Army engages USA's future engineers at career fair

By Mr. Dan Lafontaine (RDECOM)June 2, 2011

Engaging young minds
(Photo Credit: U.S. Army) VIEW ORIGINAL

ORLANDO, Fla. - Hundreds of America's brightest engineering students explored how they can serve their country as Army civilian scientists at a career fair Oct. 9.

Staff members from the U.S. Army Research, Development and Engineering Command gathered to talk with the future scientists who will empower, unburden and protect Soldiers for the coming decades. The event concluded the three-day Hispanic Engineer National Achievement Awards Conference.

Will Flores, a computer and electrical engineering major at North Carolina State University, talked about his inspiration for computer and engineering. He said he routinely fixes computers for his family and friends and looks forward to using his education in the laboratory.

"When I was 9 years old, my father bought a Tandy computer at Radio Shack," he said. "I was playing around with it one day, and I messed it up.

"I said [to myself] that I was going to take it apart and fix this. Ever since, I got hooked. I got the bug."

Flores is interested in a career in parallel processing and reconfigurable computing.

Recruiters and engineers from four RDECOM organizations - Aviation and Missile Research, Development and Engineering Center; Armament Research, Development and Engineering Center; Army Research Laboratory; and Simulation and Training Technology Center - discussed the available opportunities as an Army scientist with students.

Jose Gonzalez, a branch chief at ARL's Survivability Lethality Analysis Directorate at White Sands Missile Range, N.M., said meeting prospective employees in person is better for the Army and its future workers.

"When you come to these types of job fairs, they provide the opportunity for students to expose themselves to the organization," Gonzalez said. "It gives a multi-dimensional picture of the individual.

"It's not just a technical background that we're looking for. We're also looking for them to build as a team and how they can think outside of the box."

Students said meeting the people behind an organization helps in their career searches. Rafael Antonio Arevalo is an electrical engineering major with a concentration in controls at Florida International University. He said he enjoyed the face-to-face interaction with employers.

"One of the things that I gained, besides the networking, was also a closer experience with prospective employers," Arevalo said. "They see you as a person, and I took good advice from them."

The conference also assists RDECOM in achieving its goal of creating a diverse workforce, Gonzalez said. Hiring researchers with a wide range of backgrounds will strengthen the command's success.

"Coming to these events helps the student to understand that we are looking for all types," Gonzalez said. "Diversity means all kinds - physically impaired or Hispanic or African-American, whatever nationality you run into. We're looking because they can give us a piece of something that is unique to them."

RDECOM is hiring aerospace, chemical, computer, electrical, electronics, materials and mechanical engineers. The command's locations include Alabama, Florida, Maryland, Massachusetts, Michigan and New Mexico.
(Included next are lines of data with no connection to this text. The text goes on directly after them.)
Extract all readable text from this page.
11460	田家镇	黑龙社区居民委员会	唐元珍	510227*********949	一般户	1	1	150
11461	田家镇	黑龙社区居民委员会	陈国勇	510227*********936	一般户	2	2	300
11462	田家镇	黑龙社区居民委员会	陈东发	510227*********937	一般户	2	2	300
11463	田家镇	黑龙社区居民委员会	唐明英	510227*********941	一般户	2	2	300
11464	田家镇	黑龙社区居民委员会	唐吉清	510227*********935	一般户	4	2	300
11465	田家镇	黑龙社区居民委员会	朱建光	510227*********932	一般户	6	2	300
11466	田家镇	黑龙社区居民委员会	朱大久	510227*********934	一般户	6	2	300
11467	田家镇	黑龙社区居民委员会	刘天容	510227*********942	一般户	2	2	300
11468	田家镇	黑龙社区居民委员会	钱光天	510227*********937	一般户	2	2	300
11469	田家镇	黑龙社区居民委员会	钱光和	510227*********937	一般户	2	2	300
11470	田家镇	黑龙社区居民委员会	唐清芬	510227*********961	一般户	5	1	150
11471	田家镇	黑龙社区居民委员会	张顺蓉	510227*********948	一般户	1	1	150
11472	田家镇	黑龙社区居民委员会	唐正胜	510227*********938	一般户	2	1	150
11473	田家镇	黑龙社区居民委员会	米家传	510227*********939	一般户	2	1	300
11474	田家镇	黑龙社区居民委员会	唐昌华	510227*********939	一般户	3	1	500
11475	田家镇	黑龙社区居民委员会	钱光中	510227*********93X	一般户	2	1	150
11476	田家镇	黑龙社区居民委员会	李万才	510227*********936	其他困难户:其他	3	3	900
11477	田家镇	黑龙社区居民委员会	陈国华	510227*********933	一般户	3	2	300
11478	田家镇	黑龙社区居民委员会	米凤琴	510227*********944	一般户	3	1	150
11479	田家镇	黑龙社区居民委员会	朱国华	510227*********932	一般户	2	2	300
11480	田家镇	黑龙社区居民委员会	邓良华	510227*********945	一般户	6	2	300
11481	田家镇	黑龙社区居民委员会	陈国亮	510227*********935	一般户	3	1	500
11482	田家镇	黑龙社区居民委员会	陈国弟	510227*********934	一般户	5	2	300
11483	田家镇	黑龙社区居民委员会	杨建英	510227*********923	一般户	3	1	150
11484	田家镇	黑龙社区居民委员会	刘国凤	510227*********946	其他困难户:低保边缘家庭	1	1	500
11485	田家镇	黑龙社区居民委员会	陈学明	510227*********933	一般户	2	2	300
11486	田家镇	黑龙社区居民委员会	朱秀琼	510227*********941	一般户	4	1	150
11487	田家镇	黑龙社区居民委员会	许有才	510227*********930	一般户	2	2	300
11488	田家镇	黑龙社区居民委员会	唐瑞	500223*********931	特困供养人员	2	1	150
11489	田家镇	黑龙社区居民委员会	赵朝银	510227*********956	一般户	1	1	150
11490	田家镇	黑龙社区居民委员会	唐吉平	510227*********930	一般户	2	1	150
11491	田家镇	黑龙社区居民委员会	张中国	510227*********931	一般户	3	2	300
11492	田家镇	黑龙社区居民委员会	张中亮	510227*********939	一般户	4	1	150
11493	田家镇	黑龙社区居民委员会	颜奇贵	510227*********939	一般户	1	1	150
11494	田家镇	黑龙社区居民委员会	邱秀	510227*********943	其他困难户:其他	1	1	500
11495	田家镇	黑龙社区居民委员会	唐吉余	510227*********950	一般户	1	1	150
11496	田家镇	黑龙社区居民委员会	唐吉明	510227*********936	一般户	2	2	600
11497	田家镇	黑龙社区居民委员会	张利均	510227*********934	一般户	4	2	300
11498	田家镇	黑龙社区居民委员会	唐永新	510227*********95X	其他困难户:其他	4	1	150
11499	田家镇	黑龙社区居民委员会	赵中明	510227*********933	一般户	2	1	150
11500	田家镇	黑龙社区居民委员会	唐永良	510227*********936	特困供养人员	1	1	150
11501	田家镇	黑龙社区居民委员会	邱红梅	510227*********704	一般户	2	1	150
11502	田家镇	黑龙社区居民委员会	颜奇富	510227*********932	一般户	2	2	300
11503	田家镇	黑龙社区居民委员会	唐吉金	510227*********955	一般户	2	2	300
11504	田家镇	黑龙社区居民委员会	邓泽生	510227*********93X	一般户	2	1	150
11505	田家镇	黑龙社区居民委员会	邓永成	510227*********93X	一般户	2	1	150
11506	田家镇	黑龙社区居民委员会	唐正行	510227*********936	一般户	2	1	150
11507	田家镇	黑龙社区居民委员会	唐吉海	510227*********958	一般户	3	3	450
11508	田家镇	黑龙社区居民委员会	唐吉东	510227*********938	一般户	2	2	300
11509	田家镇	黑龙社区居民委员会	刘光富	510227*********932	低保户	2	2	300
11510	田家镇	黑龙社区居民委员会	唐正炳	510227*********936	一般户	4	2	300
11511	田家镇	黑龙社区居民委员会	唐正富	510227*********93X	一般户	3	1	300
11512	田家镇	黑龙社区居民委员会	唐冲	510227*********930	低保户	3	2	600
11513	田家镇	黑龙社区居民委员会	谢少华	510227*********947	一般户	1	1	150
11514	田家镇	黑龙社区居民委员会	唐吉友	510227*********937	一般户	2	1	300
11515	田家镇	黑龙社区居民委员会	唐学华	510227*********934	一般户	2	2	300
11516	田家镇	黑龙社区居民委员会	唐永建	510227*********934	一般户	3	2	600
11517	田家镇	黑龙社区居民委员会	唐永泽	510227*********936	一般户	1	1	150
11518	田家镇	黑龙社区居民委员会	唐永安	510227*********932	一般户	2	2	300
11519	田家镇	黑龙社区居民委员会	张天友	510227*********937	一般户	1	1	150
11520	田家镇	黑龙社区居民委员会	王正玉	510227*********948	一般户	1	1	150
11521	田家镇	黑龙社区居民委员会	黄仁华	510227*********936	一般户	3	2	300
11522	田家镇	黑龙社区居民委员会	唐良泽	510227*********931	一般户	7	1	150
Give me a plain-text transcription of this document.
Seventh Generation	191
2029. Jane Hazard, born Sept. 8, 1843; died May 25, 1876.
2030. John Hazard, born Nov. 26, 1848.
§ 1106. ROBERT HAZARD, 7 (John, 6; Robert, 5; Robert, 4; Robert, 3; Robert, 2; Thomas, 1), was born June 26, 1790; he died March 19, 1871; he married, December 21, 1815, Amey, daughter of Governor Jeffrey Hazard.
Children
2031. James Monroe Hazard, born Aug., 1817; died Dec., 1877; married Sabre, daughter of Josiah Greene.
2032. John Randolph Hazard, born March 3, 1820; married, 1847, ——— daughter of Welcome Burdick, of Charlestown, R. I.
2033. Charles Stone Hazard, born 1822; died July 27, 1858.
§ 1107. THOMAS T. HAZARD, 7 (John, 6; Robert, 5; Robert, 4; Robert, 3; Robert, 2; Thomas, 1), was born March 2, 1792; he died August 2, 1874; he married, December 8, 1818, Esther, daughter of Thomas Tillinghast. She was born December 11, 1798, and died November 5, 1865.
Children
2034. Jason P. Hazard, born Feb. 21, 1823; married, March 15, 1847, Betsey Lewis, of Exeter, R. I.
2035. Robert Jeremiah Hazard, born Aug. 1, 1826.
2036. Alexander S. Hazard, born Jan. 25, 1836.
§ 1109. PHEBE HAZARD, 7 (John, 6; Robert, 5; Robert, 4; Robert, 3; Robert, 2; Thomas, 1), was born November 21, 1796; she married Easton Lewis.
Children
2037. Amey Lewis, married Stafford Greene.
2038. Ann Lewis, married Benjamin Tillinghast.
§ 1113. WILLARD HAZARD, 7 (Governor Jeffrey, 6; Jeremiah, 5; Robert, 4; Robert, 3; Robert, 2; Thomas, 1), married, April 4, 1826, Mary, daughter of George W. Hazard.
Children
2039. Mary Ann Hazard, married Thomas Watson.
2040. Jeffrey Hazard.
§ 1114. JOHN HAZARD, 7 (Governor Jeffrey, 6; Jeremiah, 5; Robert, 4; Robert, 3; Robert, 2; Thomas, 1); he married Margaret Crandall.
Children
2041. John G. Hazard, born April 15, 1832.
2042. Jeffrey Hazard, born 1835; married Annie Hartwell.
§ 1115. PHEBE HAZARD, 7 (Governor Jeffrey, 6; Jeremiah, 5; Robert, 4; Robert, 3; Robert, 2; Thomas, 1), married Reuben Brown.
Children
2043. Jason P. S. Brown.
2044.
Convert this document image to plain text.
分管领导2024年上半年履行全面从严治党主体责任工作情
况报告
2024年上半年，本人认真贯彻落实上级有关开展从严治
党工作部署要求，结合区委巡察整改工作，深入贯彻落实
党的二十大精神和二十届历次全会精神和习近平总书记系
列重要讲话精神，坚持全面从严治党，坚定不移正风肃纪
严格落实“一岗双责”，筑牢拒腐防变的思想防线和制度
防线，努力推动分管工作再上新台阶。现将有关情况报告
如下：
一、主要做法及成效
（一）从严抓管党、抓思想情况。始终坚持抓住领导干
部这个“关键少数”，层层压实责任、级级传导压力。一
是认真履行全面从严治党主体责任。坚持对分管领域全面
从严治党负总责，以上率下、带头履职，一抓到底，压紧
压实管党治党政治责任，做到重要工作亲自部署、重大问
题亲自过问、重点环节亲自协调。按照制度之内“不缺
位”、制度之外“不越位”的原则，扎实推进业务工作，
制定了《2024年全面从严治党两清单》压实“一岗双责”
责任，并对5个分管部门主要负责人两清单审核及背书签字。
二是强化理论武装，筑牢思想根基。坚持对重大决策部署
Nick West, a human resources specialist at Aberdeen Proving Ground's Civilian Personnel Advisory Center, said the career fair is an opportunity to take students from the classroom to an Army laboratory quickly.

"The main objective is to find highly qualified student engineers and offer them conditional offers on the spot," West said. "[We] then work with their CPACs back at their locations and consummate the offers with legal practices that the CPACs need to undertake. They can [also] get their resumes and take those resumes back to work them there and make offers at a later point."

Arevalo said he is looking forward to turning his education into real-world results.

"I got into this major because my dream as a child was to be able to invent something," he said. "Getting into a research laboratory to help others and make something new is great."